Third, the package is poorly targeted, given that it has failed to increase taxes on the wealthy or increase support for the less fortunate. Admittedly, according to the IFS, the gain from the bailout package is 14 percent of the household budget for those in the lower decile and only 5 percent for those in the upper decile, because the former spend much more of their income on energy. But in cash, the highest decile will receive about £2,000 each, against £1,600 for the poorest. According to the Resolution Foundation, the richest households gain more than twice as much in cash as the poorest, when you add in the likely rollback of Rishi Sunak’s changes to national insurance. Moreover, the latter will be hit even harder by the increase in energy prices relative to their income than the former.

Fourth, this package is unsustainable. Suppose energy prices remain this high for more than two years. What would the government do then? In fact, that point is likely to come even sooner, as the planned enterprise support package expires in six months. If the crisis lasts that long, the government should raise prices, better target aid and raise taxes. It should be drafting its follow-up plan soon.

Finally, the combination of massive fiscal easing with low unemployment, high inflation and a weak exchange rate creates significant macroeconomic risks. According to the Resolution Foundation, the package has the advantage for the Bank of England of cutting measured peak inflation by about four percentage points. That was probably part of his purpose. But it seems likely that the Bank of England will believe that the increase in demand will offset the gains from lower headline inflation and set interest rates higher than would otherwise have been the case.

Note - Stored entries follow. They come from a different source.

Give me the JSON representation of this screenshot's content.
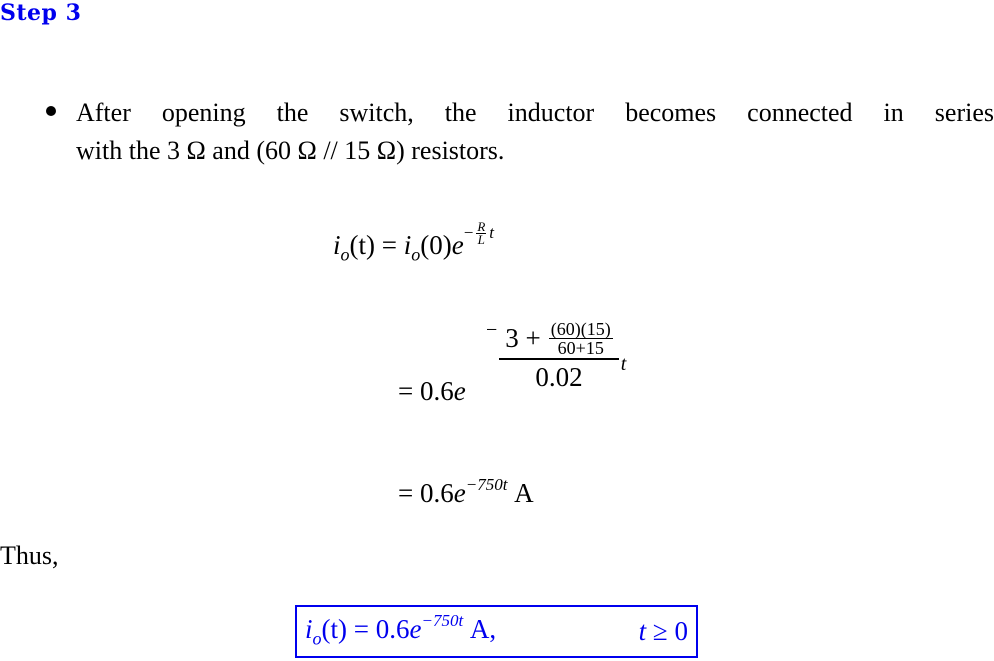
{
  "step": {
    "title": "Step 3"
  },
  "colors": {
    "accent": "#0000ee",
    "text": "#000000"
  },
  "bullet": {
    "line1": "After opening the switch, the inductor becomes connected in series",
    "line2": "with the 3 Ω and (60 Ω // 15 Ω) resistors."
  },
  "equations": {
    "eq1": {
      "lhs_var": "i",
      "lhs_sub": "o",
      "lhs_arg": "(t)",
      "equals": "=",
      "rhs_var": "i",
      "rhs_sub": "o",
      "rhs_arg": "(0)",
      "base": "e",
      "exp_sign": "−",
      "exp_num": "R",
      "exp_den": "L",
      "exp_var": "t"
    },
    "eq2": {
      "prefix": "= 0.6",
      "base": "e",
      "exp_sign": "−",
      "num_lead": "3 +",
      "inner_num": "(60)(15)",
      "inner_den": "60+15",
      "den": "0.02",
      "exp_var": "t"
    },
    "eq3": {
      "prefix": "= 0.6",
      "base": "e",
      "exponent": "−750t",
      "unit": "A"
    }
  },
  "conclusion": {
    "label": "Thus,"
  },
  "final_answer": {
    "lhs_var": "i",
    "lhs_sub": "o",
    "lhs_arg": "(t)",
    "middle": "= 0.6",
    "base": "e",
    "exponent": "−750t",
    "unit": "A,",
    "condition_var": "t",
    "condition": "≥ 0"
  }
}
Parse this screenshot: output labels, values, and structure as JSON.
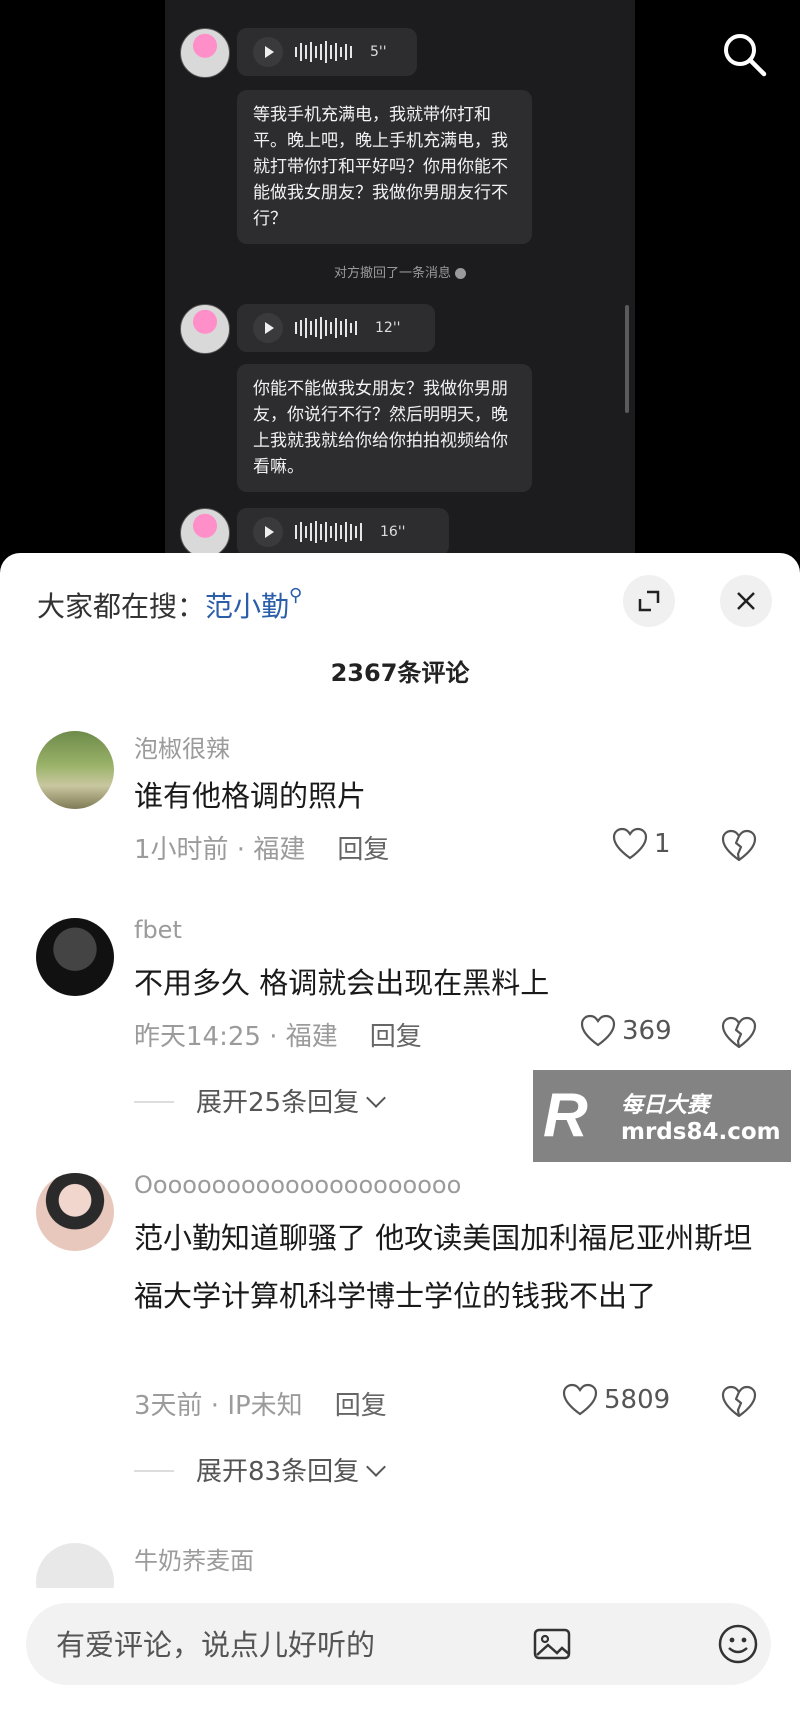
{
  "chat": {
    "voice_1_duration": "5''",
    "message_1": "等我手机充满电，我就带你打和平。晚上吧，晚上手机充满电，我就打带你打和平好吗？你用你能不能做我女朋友？我做你男朋友行不行？",
    "recall_notice": "对方撤回了一条消息",
    "voice_2_duration": "12''",
    "message_2": "你能不能做我女朋友？我做你男朋友，你说行不行？然后明明天，晚上我就我就给你给你拍拍视频给你看嘛。",
    "voice_3_duration": "16''"
  },
  "sheet": {
    "hot_search_label": "大家都在搜：",
    "hot_search_term": "范小勤",
    "comment_count": "2367条评论"
  },
  "comments": [
    {
      "user": "泡椒很辣",
      "text": "谁有他格调的照片",
      "time_location": "1小时前 · 福建",
      "reply_label": "回复",
      "likes": "1"
    },
    {
      "user": "fbet",
      "text": "不用多久 格调就会出现在黑料上",
      "time_location": "昨天14:25 · 福建",
      "reply_label": "回复",
      "likes": "369",
      "expand_label": "展开25条回复"
    },
    {
      "user": "Oooooooooooooooooooooo",
      "text": "范小勤知道聊骚了 他攻读美国加利福尼亚州斯坦福大学计算机科学博士学位的钱我不出了",
      "time_location": "3天前 · IP未知",
      "reply_label": "回复",
      "likes": "5809",
      "expand_label": "展开83条回复"
    },
    {
      "user": "牛奶荞麦面"
    }
  ],
  "input": {
    "placeholder": "有爱评论，说点儿好听的"
  },
  "watermark": {
    "title": "每日大赛",
    "url": "mrds84.com"
  },
  "icons": {
    "search": "search-icon",
    "expand": "expand-icon",
    "close": "close-icon",
    "like": "heart-icon",
    "dislike": "broken-heart-icon",
    "image": "image-icon",
    "emoji": "emoji-icon"
  }
}
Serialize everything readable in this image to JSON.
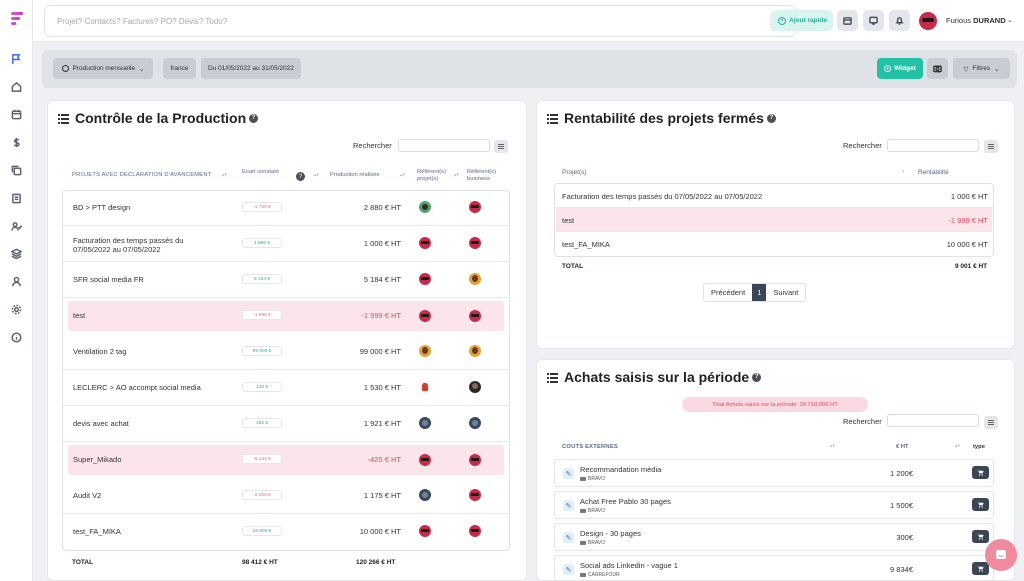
{
  "topbar": {
    "search_placeholder": "Projet? Contacts? Factures? PO? Devis? Todo?",
    "quick_add_label": "Ajout rapide",
    "user_first": "Furious",
    "user_last": "DURAND"
  },
  "filters": {
    "view_label": "Production mensuelle",
    "country": "france",
    "period": "Du 01/05/2022 au 31/05/2022",
    "widget_label": "Widget",
    "filters_label": "Filtres"
  },
  "colors": {
    "accent_teal": "#22c3a5",
    "danger": "#ef4a5c",
    "highlight_row": "#fbe4ea"
  },
  "production": {
    "title": "Contrôle de la Production",
    "search_label": "Rechercher",
    "columns": {
      "project": "PROJETS AVEC DECLARATION D'AVANCEMENT",
      "gap": "Ecart constaté",
      "production": "Production réalisée",
      "ref_project": "Référent(s) projet(s)",
      "ref_business": "Référent(s) business"
    },
    "rows": [
      {
        "name": "BD > PTT design",
        "gap": "-1 720 €",
        "amount": "2 880 € HT",
        "highlight": false
      },
      {
        "name": "Facturation des temps passés du 07/05/2022 au 07/05/2022",
        "gap": "1 000 €",
        "amount": "1 000 € HT",
        "highlight": false
      },
      {
        "name": "SFR social media FR",
        "gap": "5 184 €",
        "amount": "5 184 € HT",
        "highlight": false
      },
      {
        "name": "test",
        "gap": "-1 999 €",
        "amount": "-1 999 € HT",
        "highlight": true
      },
      {
        "name": "Ventilation 2 tag",
        "gap": "99 000 €",
        "amount": "99 000 € HT",
        "highlight": false
      },
      {
        "name": "LECLERC > AO accompt social media",
        "gap": "130 €",
        "amount": "1 530 € HT",
        "highlight": false
      },
      {
        "name": "devis avec achat",
        "gap": "180 €",
        "amount": "1 921 € HT",
        "highlight": false
      },
      {
        "name": "Super_Mikado",
        "gap": "-6 144 €",
        "amount": "-425 € HT",
        "highlight": true
      },
      {
        "name": "Audit V2",
        "gap": "-2 200 €",
        "amount": "1 175 € HT",
        "highlight": false
      },
      {
        "name": "test_FA_MIKA",
        "gap": "10 000 €",
        "amount": "10 000 € HT",
        "highlight": false
      }
    ],
    "total_label": "TOTAL",
    "total_gap": "98 412 € HT",
    "total_production": "120 266 € HT"
  },
  "rentabilite": {
    "title": "Rentabilité des projets fermés",
    "search_label": "Rechercher",
    "columns": {
      "project": "Projet(s)",
      "value": "Rentabilité"
    },
    "rows": [
      {
        "name": "Facturation des temps passés du 07/05/2022 au 07/05/2022",
        "value": "1 000 € HT"
      },
      {
        "name": "test",
        "value": "-1 999 € HT"
      },
      {
        "name": "test_FA_MIKA",
        "value": "10 000 € HT"
      }
    ],
    "total_label": "TOTAL",
    "total_value": "9 001 € HT",
    "pager": {
      "prev": "Précédent",
      "page": "1",
      "next": "Suivant"
    }
  },
  "achats": {
    "title": "Achats saisis sur la période",
    "total_pill": "Total Achats saisis sur la période: 39 710,00€ HT",
    "search_label": "Rechercher",
    "columns": {
      "name": "COUTS EXTERNES",
      "ht": "€ HT",
      "type": "type"
    },
    "rows": [
      {
        "name": "Recommandation média",
        "supplier": "BRAVO",
        "ht": "1 200€"
      },
      {
        "name": "Achat Free Pablo 30 pages",
        "supplier": "BRAVO",
        "ht": "1 500€"
      },
      {
        "name": "Design - 30 pages",
        "supplier": "BRAVO",
        "ht": "300€"
      },
      {
        "name": "Social ads Linkedin - vague 1",
        "supplier": "CARREFOUR",
        "ht": "9 834€"
      }
    ]
  },
  "icons": {
    "rail": [
      "flag-icon",
      "home-icon",
      "calendar-icon",
      "dollar-icon",
      "copy-icon",
      "file-icon",
      "users-icon",
      "layers-icon",
      "user-icon",
      "settings-icon",
      "info-icon"
    ]
  }
}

Whether the impact of such a combination of easing fiscal stance with tighter monetary policy would also push the exchange rate up will depend on the main impact on confidence in the UK. Unfortunately, the new growth target, this fiscal easing, and the expected decision to implement permanent tax cuts, resemble one of those “growth streaks” that have inflated this economy (and many others) in the past. This is a risk the country cannot afford, especially given the risk aversion in the current global economy and the aftermath of Brexit.

The UK is not the US. The foreigners who fund it must believe that it is run by sober and responsible people. With inflation rising and fiscal easing, the UK is now in court. It is Kwarteng’s duty to avoid being found guilty.